Closed chessai closed 5 years ago
I've created a repository to track performance of scanning arrays forward and backward. It turns out that scanning forward wins in the microbenchmark I came up with. Additionally, the generated assembly has the same sections, each the same the size, as the generated assembly of the implementation that scans backward. I am led to believe that modern Intel processors privilege forward scans of arrays by just a little bit. The two top performers:
benchmarked HighToLowGt
time 45.63 μs (45.24 μs .. 46.02 μs)
0.999 R² (0.998 R² .. 1.000 R²)
mean 45.56 μs (45.39 μs .. 45.80 μs)
std dev 727.2 ns (539.4 ns .. 975.6 ns)
benchmarked LowToHigh
time 42.96 μs (42.10 μs .. 44.20 μs) 0.998 R² (0.996 R² .. 1.000 R²)

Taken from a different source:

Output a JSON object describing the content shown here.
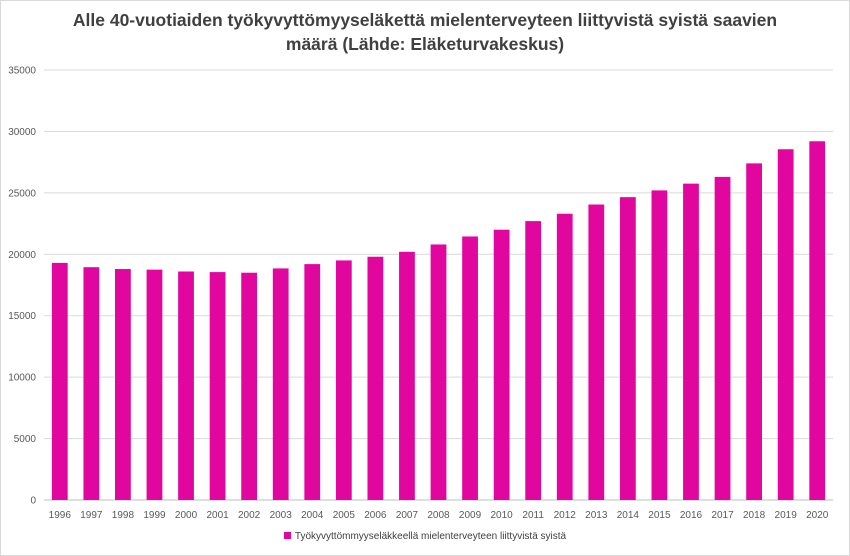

mean 42.72 μs (42.57 μs .. 43.03 μs)
std dev 734.6 ns (459.8 ns .. 1.150 μs)
These numbers come from GHC head (8.9).
I suspected this might be the case. My intuition about things like this is that modern processors do a ton of optimisations that are aware of how programmers usually write code, although if any of these optimisations made didnt exist i think the natural idea where comparing to a literal repeatedly would do better.
@andrewthad can you review? many changes, useful functions, and beginnings of a test suite.
ping
all concerns addressed
Squashed and merged
okay, adding more tests
don't merge this. though i would appreciate review as changes are made.